The coastline at Severn Beach is a Site of Special Scientific Interest and has a diverse range of wildlife, varying from seals to peregrine falcons. There have been more than 281 species of bird recorded in the Severn Beach area and it is of international importance for migrating and wintering birds. As of 1990, 31 species of seabird had been recorded in the Severn Beach/New Passage area, including 3 Petrel species including the first British record of White Bellied/Black Bellied Petrel, four species of Diver including Pacific Diver, Cory's Shearwater, Sooty shearwater and Balearic shearwaters, all four Northern Hemisphere skuas, seven species of tern and five species of alcid. Severn Beach offers excellent conger fishing from the shore in the winter.

==Transport==
The village is at the terminus of the Severn Beach line railway, with a small unstaffed station. The line used to loop northwards to join the main Cardiff to Bristol line at Pilning railway station in the direction of Bristol, but this section was closed in 1964 and the trackbed has been built over.

Train services are operated by Great Western Railway; 11 trains per weekday with an average journey time between Severn Beach and Bristol Temple Meads of 41 minutes. The fastest journey time is 36 minutes.

The village is close to the A403 road that runs from junction 1 of the M48 motorway at Aust to the docks at Avonmouth.
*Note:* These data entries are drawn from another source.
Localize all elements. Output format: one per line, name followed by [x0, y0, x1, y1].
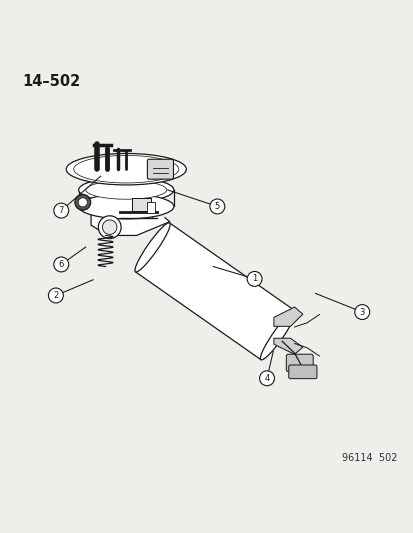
Text: 1: 1: [252, 274, 256, 284]
Ellipse shape: [66, 154, 186, 185]
Circle shape: [259, 371, 274, 386]
FancyBboxPatch shape: [147, 203, 155, 213]
Polygon shape: [135, 223, 294, 360]
FancyBboxPatch shape: [132, 198, 151, 211]
FancyBboxPatch shape: [147, 159, 173, 179]
Text: 7: 7: [59, 206, 64, 215]
Circle shape: [209, 199, 224, 214]
Circle shape: [54, 257, 69, 272]
Ellipse shape: [260, 311, 295, 360]
Ellipse shape: [74, 156, 178, 183]
Ellipse shape: [135, 223, 170, 272]
Polygon shape: [273, 307, 302, 326]
Text: 3: 3: [359, 308, 364, 317]
Text: 5: 5: [214, 202, 219, 211]
Ellipse shape: [98, 216, 121, 239]
FancyBboxPatch shape: [286, 354, 313, 372]
Text: 96114  502: 96114 502: [341, 453, 396, 463]
Ellipse shape: [78, 194, 173, 219]
Ellipse shape: [78, 198, 87, 207]
Ellipse shape: [78, 177, 173, 203]
Ellipse shape: [85, 181, 166, 199]
Circle shape: [48, 288, 63, 303]
Text: 6: 6: [59, 260, 64, 269]
Circle shape: [54, 203, 69, 218]
Ellipse shape: [75, 195, 90, 210]
Text: 4: 4: [264, 374, 269, 383]
Text: 14–502: 14–502: [23, 74, 81, 89]
Circle shape: [354, 304, 369, 319]
Circle shape: [247, 271, 261, 286]
Ellipse shape: [102, 220, 117, 235]
Polygon shape: [91, 209, 169, 236]
Text: 2: 2: [53, 291, 58, 300]
Polygon shape: [273, 338, 302, 354]
FancyBboxPatch shape: [288, 365, 316, 378]
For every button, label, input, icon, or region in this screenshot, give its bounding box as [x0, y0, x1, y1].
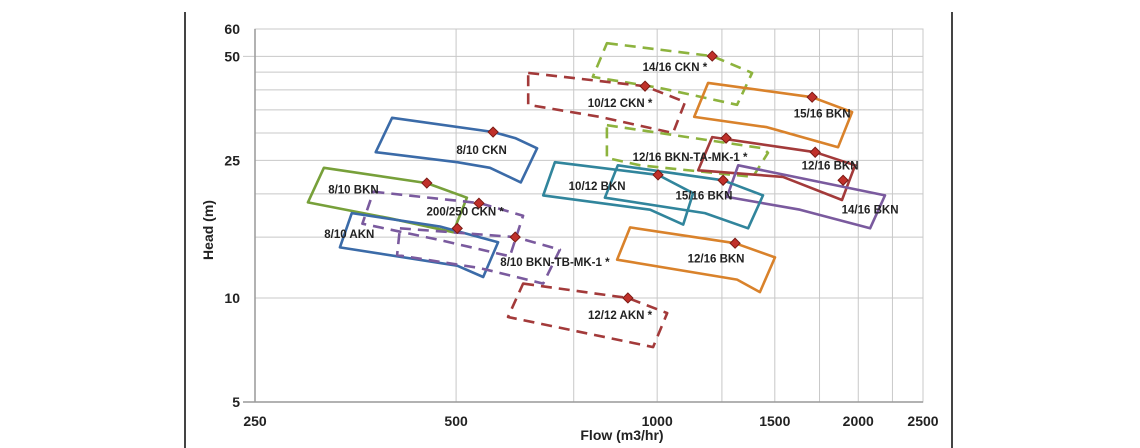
x-tick-label: 500: [444, 413, 468, 429]
duty-point-marker: [729, 237, 741, 249]
pump-label: 12/16 BKN: [802, 160, 859, 172]
duty-point-marker: [652, 169, 664, 181]
duty-point-marker: [809, 146, 821, 158]
duty-point-marker: [509, 231, 521, 243]
gridlines: [243, 28, 924, 403]
axis-ticks: 250 500 1000 1500 2000 2500 5 10 25 50 60: [224, 21, 938, 429]
pump-label: 14/16 BKN: [842, 205, 899, 217]
duty-point-marker: [487, 126, 499, 138]
pump-range-14: [506, 282, 669, 349]
pump-range-3: [361, 190, 525, 258]
pump-labels: 8/10 CKN 8/10 BKN 8/10 AKN 200/250 CKN * 8/1…: [324, 62, 898, 322]
y-tick-label: 60: [224, 21, 240, 37]
duty-point-marker: [720, 132, 732, 144]
x-tick-label: 2000: [843, 413, 874, 429]
x-axis-title: Flow (m3/hr): [580, 427, 663, 443]
pump-range-0: [374, 116, 539, 184]
x-tick-label: 1000: [642, 413, 673, 429]
pump-label: 12/12 AKN *: [588, 310, 653, 322]
pump-label: 14/16 CKN *: [643, 62, 708, 74]
pump-label: 10/12 CKN *: [588, 98, 653, 110]
duty-point-marker: [806, 91, 818, 103]
pump-label: 15/16 BKN: [794, 108, 851, 120]
y-tick-label: 25: [224, 152, 240, 168]
y-tick-label: 5: [232, 394, 240, 410]
duty-point-marker: [473, 197, 485, 209]
right-border-line: [951, 12, 953, 448]
duty-point-marker: [837, 174, 849, 186]
left-border-line: [184, 12, 186, 448]
pump-label: 12/16 BKN: [688, 254, 745, 266]
pump-range-10: [725, 164, 887, 230]
x-tick-label: 2500: [907, 413, 938, 429]
duty-point-marker: [717, 174, 729, 186]
x-tick-label: 250: [243, 413, 267, 429]
pump-label: 10/12 BKN: [569, 181, 626, 193]
pump-ranges: [306, 41, 887, 349]
pump-label: 200/250 CKN *: [427, 206, 505, 218]
x-tick-label: 1500: [759, 413, 790, 429]
pump-label: 15/16 BKN: [676, 190, 733, 202]
y-axis-title: Head (m): [200, 200, 216, 260]
duty-point-marker: [639, 80, 651, 92]
y-tick-label: 50: [224, 48, 240, 64]
pump-range-2: [338, 211, 500, 279]
duty-point-marker: [451, 222, 463, 235]
pump-label: 8/10 BKN-TB-MK-1 *: [500, 257, 610, 269]
pump-label: 8/10 BKN: [328, 184, 379, 196]
y-tick-label: 10: [224, 290, 240, 306]
pump-range-5: [591, 41, 754, 107]
duty-point-markers: [421, 50, 849, 304]
duty-point-marker: [421, 177, 433, 189]
pump-label: 8/10 CKN: [456, 145, 507, 157]
duty-point-marker: [622, 292, 634, 304]
duty-point-marker: [706, 50, 718, 62]
pump-label: 12/16 BKN-TA-MK-1 *: [633, 152, 748, 164]
pump-range-1: [306, 166, 469, 234]
pump-label: 8/10 AKN: [324, 229, 374, 241]
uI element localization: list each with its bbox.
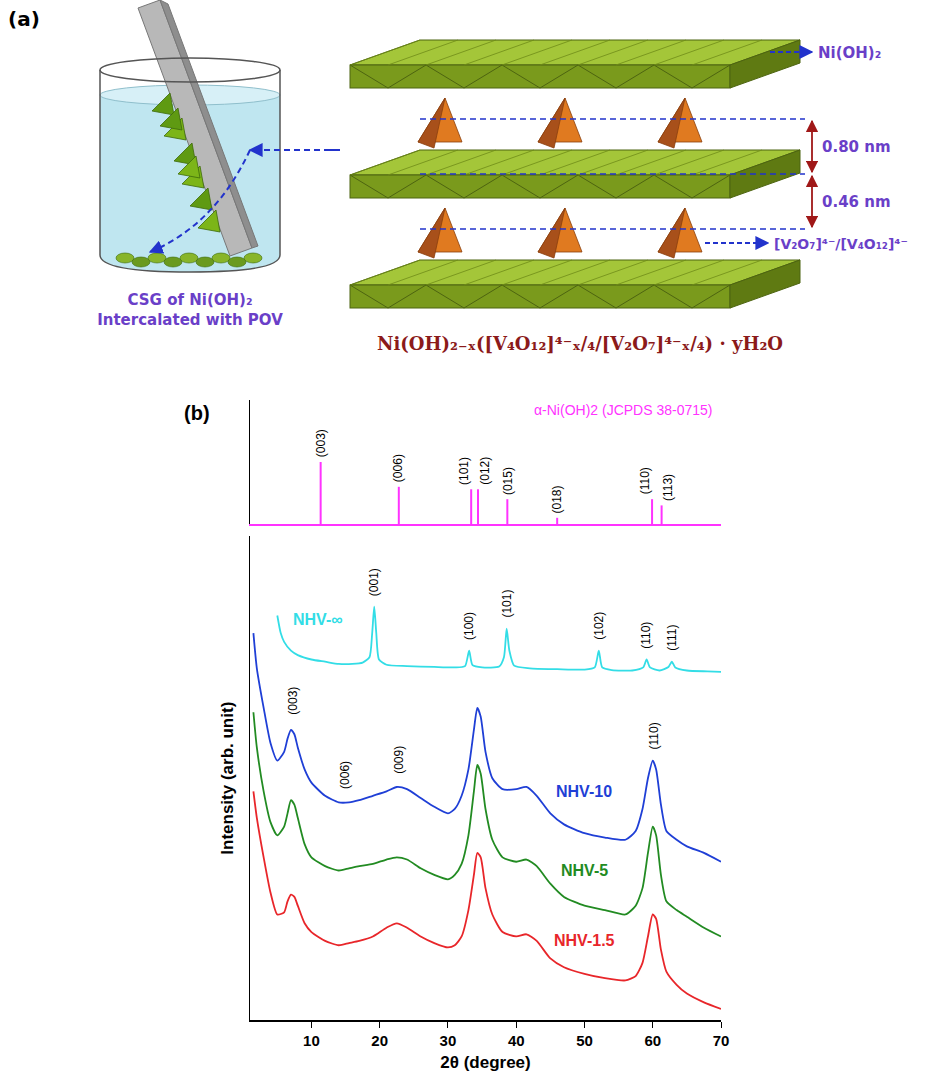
- svg-text:[V₂O₇]⁴⁻/[V₄O₁₂]⁴⁻: [V₂O₇]⁴⁻/[V₄O₁₂]⁴⁻: [774, 236, 908, 252]
- svg-text:10: 10: [303, 1032, 320, 1049]
- svg-text:30: 30: [440, 1032, 457, 1049]
- svg-text:NHV-10: NHV-10: [556, 783, 612, 800]
- svg-text:NHV-∞: NHV-∞: [293, 611, 343, 628]
- svg-text:(006): (006): [338, 761, 352, 789]
- svg-text:NHV-1.5: NHV-1.5: [554, 932, 615, 949]
- svg-text:Intercalated with POV: Intercalated with POV: [97, 311, 283, 329]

Severn Beach with substantial development at Western Approach and new energy recovery centres on the main Severn Road (A403), is now a very busy area with heavy traffic which will be somewhat relieved of congestion when the new M49 junction at Farm Lane (located to the south of the Western Approach Distribution Park and west of the village of Easter Compton) is opened. This was expected to open in late 2019/early 2020 but legal disputes have delayed this opening. The village is currently once again served by buses by Stagecoach West going via Pilning, Easter Compton, Cribbs Causeway, Little Stoke, Bristol Parkway station to the University of the West of England Campus.

==Education==
Primary education is provided by Severn Beach Primary School at Ableton Lane, Severn Beach. There are no senior schools in Severn Beach.